Imitating how humans move their gaze in a visual scene is a vital research problem for both visual understanding and psychology, kindling crucial applications such as building alive virtual characters. Previous studies aim to predict gaze trajectories when humans are free-viewing an image, searching for required targets, or looking for clues to answer questions in an image. While these tasks focus on visual-centric scenarios, humans move their gaze also along with audio signal inputs in more common scenarios. To fill this gap, we introduce a new task that predicts human gaze trajectories in a visual scene with synchronized audio inputs and provide a new dataset containing 20k gaze points from 8 subjects. To effectively integrate audio information and simulate the dynamic process of human gaze motion, we propose a novel learning framework called EyEar (Eye moving while Ear listening) based on physics-informed dynamics, which considers three key factors to predict gazes: eye inherent motion tendency, vision salient attraction, and audio semantic attraction. We also propose a probability density score to overcome the high individual variability of gaze trajectories, thereby improving the stabilization of optimization and the reliability of the evaluation. Experimental results show that EyEar outperforms all the baselines in the context of all evaluation metrics, thanks to the proposed components in the learning model.

Paper Structure

This paper contains 19 sections, 6 equations, 5 figures, 3 tables.

Figures (5)

  • Figure 1: Different from existing tasks which predict gazes in situations such as (a) humans free-viewing an image, or (b) searching for required targets or clues to answer questions in an image, our proposed task (c) aims to predict human gaze in a more common scenario where humans receive synchronized audio signals when directing their gaze.
  • Figure 2: EyEar overview.

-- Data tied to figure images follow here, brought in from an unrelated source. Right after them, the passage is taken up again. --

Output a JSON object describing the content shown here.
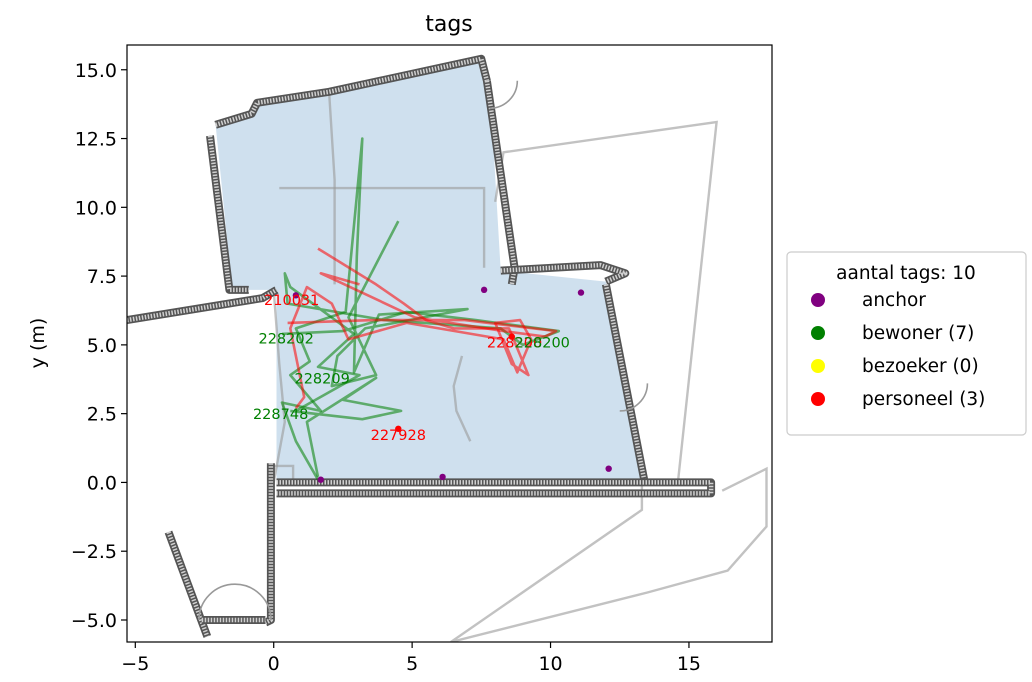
{
  "chart_data": {
    "type": "scatter",
    "title": "tags",
    "xlabel": "",
    "ylabel": "y (m)",
    "xlim": [
      -5.3,
      18.0
    ],
    "ylim": [
      -5.8,
      15.9
    ],
    "x_ticks": [
      -5,
      0,
      5,
      10,
      15
    ],
    "y_ticks": [
      -5.0,
      -2.5,
      0.0,
      2.5,
      5.0,
      7.5,
      10.0,
      12.5,
      15.0
    ],
    "x_tick_labels": [
      "−5",
      "0",
      "5",
      "10",
      "15"
    ],
    "y_tick_labels": [
      "−5.0",
      "−2.5",
      "0.0",
      "2.5",
      "5.0",
      "7.5",
      "10.0",
      "12.5",
      "15.0"
    ],
    "grid": false,
    "legend": {
      "title": "aantal tags: 10",
      "placement": "outside-right",
      "entries": [
        {
          "label": "anchor",
          "color": "#800080"
        },
        {
          "label": "bewoner (7)",
          "color": "#008000"
        },
        {
          "label": "bezoeker (0)",
          "color": "#ffff00"
        },
        {
          "label": "personeel (3)",
          "color": "#ff0000"
        }
      ]
    },
    "floor_area": {
      "color": "#cfe0ee",
      "outline": [
        [
          -2.1,
          13.0
        ],
        [
          -0.8,
          13.4
        ],
        [
          -0.6,
          13.8
        ],
        [
          2.0,
          14.2
        ],
        [
          7.5,
          15.4
        ],
        [
          7.8,
          14.6
        ],
        [
          8.2,
          7.7
        ],
        [
          12.0,
          7.3
        ],
        [
          13.4,
          0.0
        ],
        [
          0.1,
          0.0
        ],
        [
          0.1,
          7.0
        ],
        [
          -1.5,
          7.0
        ]
      ]
    },
    "anchors": {
      "name": "anchor",
      "color": "#800080",
      "points": [
        [
          0.8,
          6.8
        ],
        [
          7.6,
          7.0
        ],
        [
          11.1,
          6.9
        ],
        [
          12.1,
          0.5
        ],
        [
          6.1,
          0.2
        ],
        [
          1.7,
          0.1
        ]
      ]
    },
    "series": [
      {
        "name": "bewoner",
        "color": "#008000",
        "points": [
          [
            1.6,
            0.1
          ],
          [
            0.8,
            1.5
          ],
          [
            0.3,
            2.9
          ],
          [
            1.7,
            2.6
          ],
          [
            0.6,
            3.9
          ],
          [
            1.3,
            4.4
          ],
          [
            0.8,
            5.6
          ],
          [
            2.6,
            6.2
          ],
          [
            3.2,
            12.5
          ],
          [
            3.0,
            8.2
          ],
          [
            2.9,
            4.0
          ],
          [
            3.8,
            6.1
          ],
          [
            7.0,
            6.3
          ],
          [
            3.3,
            5.6
          ],
          [
            2.3,
            4.6
          ],
          [
            2.1,
            3.5
          ],
          [
            3.7,
            3.9
          ],
          [
            2.7,
            6.0
          ],
          [
            4.5,
            9.5
          ]
        ]
      },
      {
        "name": "bewoner",
        "color": "#008000",
        "points": [
          [
            0.3,
            5.4
          ],
          [
            2.5,
            5.5
          ],
          [
            4.8,
            6.2
          ],
          [
            7.3,
            5.9
          ],
          [
            10.3,
            5.5
          ],
          [
            9.0,
            5.0
          ],
          [
            8.2,
            5.6
          ],
          [
            4.0,
            5.9
          ],
          [
            0.5,
            6.5
          ],
          [
            0.4,
            7.6
          ],
          [
            0.6,
            7.1
          ],
          [
            2.9,
            5.4
          ],
          [
            1.6,
            4.2
          ],
          [
            3.1,
            3.9
          ],
          [
            0.8,
            2.6
          ]
        ]
      },
      {
        "name": "bewoner",
        "color": "#008000",
        "points": [
          [
            0.6,
            2.6
          ],
          [
            3.2,
            2.3
          ],
          [
            4.6,
            2.6
          ],
          [
            2.5,
            3.0
          ],
          [
            3.7,
            3.8
          ],
          [
            1.2,
            2.2
          ],
          [
            1.6,
            0.2
          ]
        ]
      },
      {
        "name": "personeel",
        "color": "#ff0000",
        "points": [
          [
            1.6,
            8.5
          ],
          [
            3.7,
            7.2
          ],
          [
            4.7,
            6.5
          ],
          [
            5.5,
            5.9
          ],
          [
            6.5,
            5.6
          ],
          [
            8.5,
            5.6
          ],
          [
            9.2,
            3.9
          ],
          [
            8.6,
            4.3
          ],
          [
            8.0,
            5.8
          ],
          [
            8.9,
            5.9
          ],
          [
            9.3,
            5.2
          ],
          [
            8.8,
            4.0
          ],
          [
            8.3,
            5.2
          ],
          [
            4.8,
            5.8
          ],
          [
            2.7,
            5.2
          ],
          [
            2.1,
            6.5
          ],
          [
            1.2,
            7.1
          ],
          [
            0.6,
            5.6
          ],
          [
            1.1,
            3.1
          ],
          [
            0.8,
            2.7
          ]
        ]
      },
      {
        "name": "personeel",
        "color": "#ff0000",
        "points": [
          [
            0.5,
            5.8
          ],
          [
            3.6,
            5.9
          ],
          [
            6.9,
            5.9
          ],
          [
            10.2,
            5.5
          ],
          [
            9.8,
            5.3
          ],
          [
            8.3,
            5.5
          ],
          [
            5.1,
            6.0
          ],
          [
            1.7,
            7.6
          ],
          [
            3.1,
            7.2
          ]
        ]
      }
    ],
    "tag_labels": [
      {
        "text": "210031",
        "x": -0.35,
        "y": 6.45,
        "color": "#ff0000"
      },
      {
        "text": "228202",
        "x": -0.55,
        "y": 5.05,
        "color": "#008000"
      },
      {
        "text": "228209",
        "x": 0.75,
        "y": 3.6,
        "color": "#008000"
      },
      {
        "text": "228748",
        "x": -0.75,
        "y": 2.3,
        "color": "#008000"
      },
      {
        "text": "227928",
        "x": 3.5,
        "y": 1.55,
        "color": "#ff0000"
      },
      {
        "text": "228200",
        "x": 7.7,
        "y": 4.9,
        "color": "#ff0000"
      },
      {
        "text": "228200",
        "x": 8.7,
        "y": 4.9,
        "color": "#008000"
      }
    ],
    "tag_dots": [
      {
        "x": 4.5,
        "y": 1.95,
        "color": "#ff0000"
      },
      {
        "x": 8.6,
        "y": 5.3,
        "color": "#ff0000"
      }
    ],
    "walls": [
      [
        [
          -2.1,
          13.0
        ],
        [
          -0.8,
          13.4
        ],
        [
          -0.6,
          13.8
        ],
        [
          2.0,
          14.2
        ],
        [
          7.5,
          15.4
        ],
        [
          7.7,
          14.6
        ]
      ],
      [
        [
          -2.3,
          12.6
        ],
        [
          -1.6,
          7.0
        ],
        [
          -0.9,
          7.0
        ]
      ],
      [
        [
          -5.3,
          5.9
        ],
        [
          -0.4,
          6.7
        ],
        [
          0.1,
          7.0
        ]
      ],
      [
        [
          7.7,
          14.6
        ],
        [
          8.7,
          7.8
        ],
        [
          8.6,
          7.2
        ]
      ],
      [
        [
          8.2,
          7.7
        ],
        [
          11.8,
          7.9
        ],
        [
          12.7,
          7.6
        ],
        [
          12.0,
          7.3
        ]
      ],
      [
        [
          12.0,
          7.2
        ],
        [
          13.4,
          0.0
        ]
      ],
      [
        [
          -0.1,
          0.7
        ],
        [
          -0.1,
          -5.0
        ],
        [
          -0.3,
          -5.1
        ]
      ],
      [
        [
          0.1,
          0.0
        ],
        [
          15.8,
          0.0
        ],
        [
          15.8,
          -0.4
        ],
        [
          0.1,
          -0.4
        ]
      ],
      [
        [
          -3.8,
          -1.8
        ],
        [
          -2.4,
          -5.6
        ]
      ],
      [
        [
          -2.6,
          -5.0
        ],
        [
          -0.3,
          -5.0
        ]
      ]
    ],
    "grey_outlines": [
      [
        [
          2.0,
          14.2
        ],
        [
          2.2,
          11.0
        ],
        [
          2.2,
          7.2
        ]
      ],
      [
        [
          0.2,
          10.7
        ],
        [
          7.6,
          10.7
        ],
        [
          7.6,
          9.5
        ],
        [
          7.6,
          7.8
        ]
      ],
      [
        [
          8.0,
          10.2
        ],
        [
          8.3,
          12.0
        ],
        [
          16.0,
          13.1
        ],
        [
          14.6,
          0.0
        ]
      ],
      [
        [
          13.3,
          0.0
        ],
        [
          13.3,
          -1.0
        ],
        [
          6.4,
          -5.8
        ],
        [
          13.5,
          -4.0
        ],
        [
          16.4,
          -3.2
        ],
        [
          17.8,
          -1.6
        ],
        [
          17.8,
          0.5
        ],
        [
          16.2,
          -0.3
        ]
      ],
      [
        [
          0.0,
          0.0
        ],
        [
          0.4,
          2.2
        ],
        [
          0.2,
          4.3
        ],
        [
          0.0,
          7.0
        ]
      ],
      [
        [
          7.1,
          1.5
        ],
        [
          6.6,
          2.6
        ],
        [
          6.5,
          3.5
        ],
        [
          6.8,
          4.6
        ]
      ],
      [
        [
          -0.1,
          0.6
        ],
        [
          0.7,
          0.6
        ],
        [
          0.7,
          0.1
        ]
      ]
    ],
    "door_arcs": [
      {
        "cx": 7.8,
        "cy": 14.6,
        "r": 1.0,
        "start": -90,
        "end": 0
      },
      {
        "cx": 12.5,
        "cy": 3.6,
        "r": 1.0,
        "start": -90,
        "end": 0
      },
      {
        "cx": -1.4,
        "cy": -5.0,
        "r": 1.3,
        "start": 0,
        "end": 180
      }
    ]
  }
}
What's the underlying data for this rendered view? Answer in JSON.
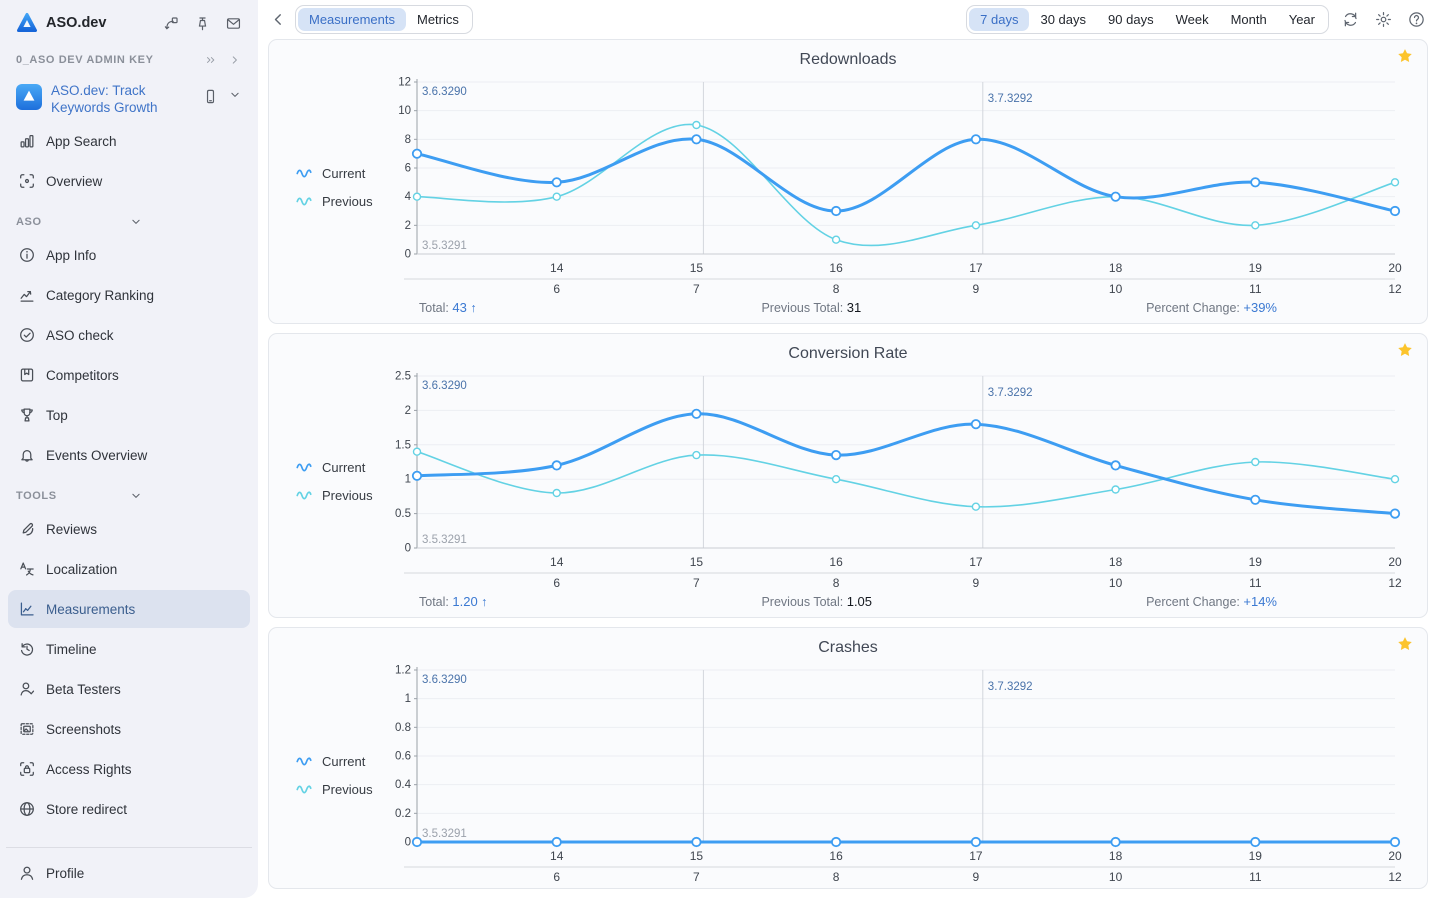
{
  "sidebar": {
    "app_title": "ASO.dev",
    "header_icons": [
      "collapse-icon",
      "pin-icon",
      "mail-icon"
    ],
    "workspace": {
      "label": "0_ASO DEV ADMIN KEY"
    },
    "app": {
      "name": "ASO.dev: Track Keywords Growth"
    },
    "primary_items": [
      {
        "label": "App Search",
        "icon": "bar-chart-icon"
      },
      {
        "label": "Overview",
        "icon": "scan-icon"
      }
    ],
    "sections": [
      {
        "label": "ASO",
        "items": [
          {
            "label": "App Info",
            "icon": "info-icon"
          },
          {
            "label": "Category Ranking",
            "icon": "trend-icon"
          },
          {
            "label": "ASO check",
            "icon": "check-circle-icon"
          },
          {
            "label": "Competitors",
            "icon": "book-icon"
          },
          {
            "label": "Top",
            "icon": "trophy-icon"
          },
          {
            "label": "Events Overview",
            "icon": "bell-icon"
          }
        ]
      },
      {
        "label": "TOOLS",
        "items": [
          {
            "label": "Reviews",
            "icon": "pen-icon"
          },
          {
            "label": "Localization",
            "icon": "translate-icon"
          },
          {
            "label": "Measurements",
            "icon": "measure-icon",
            "selected": true
          },
          {
            "label": "Timeline",
            "icon": "history-icon"
          },
          {
            "label": "Beta Testers",
            "icon": "user-check-icon"
          },
          {
            "label": "Screenshots",
            "icon": "screenshot-icon"
          },
          {
            "label": "Access Rights",
            "icon": "lock-icon"
          },
          {
            "label": "Store redirect",
            "icon": "globe-icon"
          }
        ]
      }
    ],
    "profile_label": "Profile"
  },
  "topbar": {
    "tabs": [
      {
        "label": "Measurements",
        "selected": true
      },
      {
        "label": "Metrics",
        "selected": false
      }
    ],
    "ranges": [
      {
        "label": "7 days",
        "selected": true
      },
      {
        "label": "30 days",
        "selected": false
      },
      {
        "label": "90 days",
        "selected": false
      },
      {
        "label": "Week",
        "selected": false
      },
      {
        "label": "Month",
        "selected": false
      },
      {
        "label": "Year",
        "selected": false
      }
    ]
  },
  "colors": {
    "current": "#3d9df2",
    "previous": "#63d2e4",
    "grid": "#eceef3",
    "yaxis": "#9aa0a8",
    "xaxis": "#c9ccd2",
    "divider": "#d5d8dd",
    "vline": "#d3d6dc",
    "annotation_blue": "#4a73aa",
    "annotation_gray": "#9ba1ab",
    "tick": "#3f454e",
    "star": "#fcc42c"
  },
  "chart_data": [
    {
      "type": "line",
      "title": "Redownloads",
      "x": [
        13,
        14,
        15,
        16,
        17,
        18,
        19,
        20
      ],
      "x_ticks_at": [
        14,
        15,
        16,
        17,
        18,
        19,
        20
      ],
      "x_tick_labels_current": [
        "14",
        "15",
        "16",
        "17",
        "18",
        "19",
        "20"
      ],
      "x_tick_labels_previous": [
        "6",
        "7",
        "8",
        "9",
        "10",
        "11",
        "12"
      ],
      "series": [
        {
          "name": "Previous",
          "values": [
            4,
            4,
            9,
            1,
            2,
            4,
            2,
            5
          ]
        },
        {
          "name": "Current",
          "values": [
            7,
            5,
            8,
            3,
            8,
            4,
            5,
            3
          ]
        }
      ],
      "ylim": [
        0,
        12
      ],
      "yticks": [
        0,
        2,
        4,
        6,
        8,
        10,
        12
      ],
      "ytick_labels": [
        "0",
        "2",
        "4",
        "6",
        "8",
        "10",
        "12"
      ],
      "version_lines": [
        {
          "x": 15.05,
          "label": ""
        },
        {
          "x": 17.05,
          "label": "3.7.3292"
        }
      ],
      "edge_annotations": {
        "top_left": "3.6.3290",
        "bottom_left": "3.5.3291"
      },
      "legend": [
        "Current",
        "Previous"
      ],
      "summary": {
        "total_label": "Total:",
        "total": "43",
        "trend": "↑",
        "previous_label": "Previous Total:",
        "previous": "31",
        "change_label": "Percent Change:",
        "change": "+39%"
      }
    },
    {
      "type": "line",
      "title": "Conversion Rate",
      "x": [
        13,
        14,
        15,
        16,
        17,
        18,
        19,
        20
      ],
      "x_ticks_at": [
        14,
        15,
        16,
        17,
        18,
        19,
        20
      ],
      "x_tick_labels_current": [
        "14",
        "15",
        "16",
        "17",
        "18",
        "19",
        "20"
      ],
      "x_tick_labels_previous": [
        "6",
        "7",
        "8",
        "9",
        "10",
        "11",
        "12"
      ],
      "series": [
        {
          "name": "Previous",
          "values": [
            1.4,
            0.8,
            1.35,
            1.0,
            0.6,
            0.85,
            1.25,
            1.0
          ]
        },
        {
          "name": "Current",
          "values": [
            1.05,
            1.2,
            1.95,
            1.35,
            1.8,
            1.2,
            0.7,
            0.5
          ]
        }
      ],
      "ylim": [
        0,
        2.5
      ],
      "yticks": [
        0,
        0.5,
        1,
        1.5,
        2,
        2.5
      ],
      "ytick_labels": [
        "0",
        "0.5",
        "1",
        "1.5",
        "2",
        "2.5"
      ],
      "version_lines": [
        {
          "x": 15.05,
          "label": ""
        },
        {
          "x": 17.05,
          "label": "3.7.3292"
        }
      ],
      "edge_annotations": {
        "top_left": "3.6.3290",
        "bottom_left": "3.5.3291"
      },
      "legend": [
        "Current",
        "Previous"
      ],
      "summary": {
        "total_label": "Total:",
        "total": "1.20",
        "trend": "↑",
        "previous_label": "Previous Total:",
        "previous": "1.05",
        "change_label": "Percent Change:",
        "change": "+14%"
      }
    },
    {
      "type": "line",
      "title": "Crashes",
      "x": [
        13,
        14,
        15,
        16,
        17,
        18,
        19,
        20
      ],
      "x_ticks_at": [
        14,
        15,
        16,
        17,
        18,
        19,
        20
      ],
      "x_tick_labels_current": [
        "14",
        "15",
        "16",
        "17",
        "18",
        "19",
        "20"
      ],
      "x_tick_labels_previous": [
        "6",
        "7",
        "8",
        "9",
        "10",
        "11",
        "12"
      ],
      "series": [
        {
          "name": "Previous",
          "values": [
            0,
            0,
            0,
            0,
            0,
            0,
            0,
            0
          ]
        },
        {
          "name": "Current",
          "values": [
            0,
            0,
            0,
            0,
            0,
            0,
            0,
            0
          ]
        }
      ],
      "ylim": [
        0,
        1.2
      ],
      "yticks": [
        0,
        0.2,
        0.4,
        0.6,
        0.8,
        1,
        1.2
      ],
      "ytick_labels": [
        "0",
        "0.2",
        "0.4",
        "0.6",
        "0.8",
        "1",
        "1.2"
      ],
      "version_lines": [
        {
          "x": 15.05,
          "label": ""
        },
        {
          "x": 17.05,
          "label": "3.7.3292"
        }
      ],
      "edge_annotations": {
        "top_left": "3.6.3290",
        "bottom_left": "3.5.3291"
      },
      "legend": [
        "Current",
        "Previous"
      ],
      "summary": null
    }
  ]
}
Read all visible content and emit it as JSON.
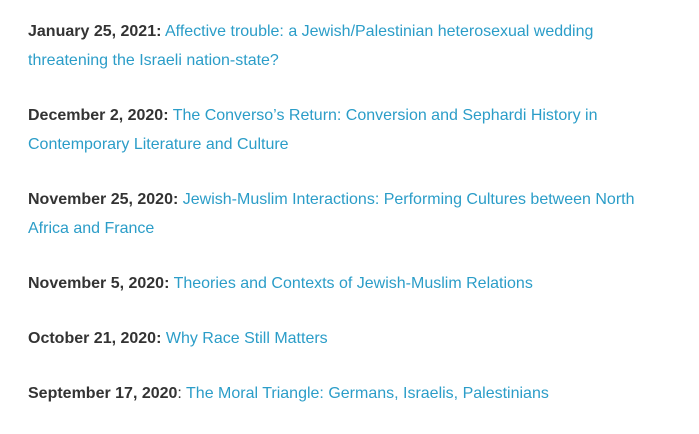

The core component is a physics-informed audio-aware dynamical system that simulates the motion of eyes (See Module 1). The next predicted gaze point is calculated from the current gaze point, the time interval, and a motion vector. The motion vector is influenced by three kinds of forces. The most important force, audio semantic attraction force is predicted by Module 2. We propose probability density loss (See Module 3) to train the model.
  • Figure 3: Illustration of our probability density score. (a) An example image with the gaze points of multiple subjects when they heard "the computer". (b) Its corresponding ground-truth distribution $\hat{P}_i$ visualized in a 3D way.
  • Figure 4: Visualization of the predicted gaze trajectories of different models and the ground-truth human gaze trajectories. Best viewed in color. We provide word-to-word translations for better understanding.
  • Figure 5: A radar chart showing the effect of DynS. Gaze trajectories are decomposed into saccade vectors pointing from the previous gaze point to the next. The degree of the polar coordinate represents the angle between the vectors and the horizontal direction. The radius of the polar coordinate is the length of the vectors. The heat map refers to the speed of vectors, calculated by length/duration.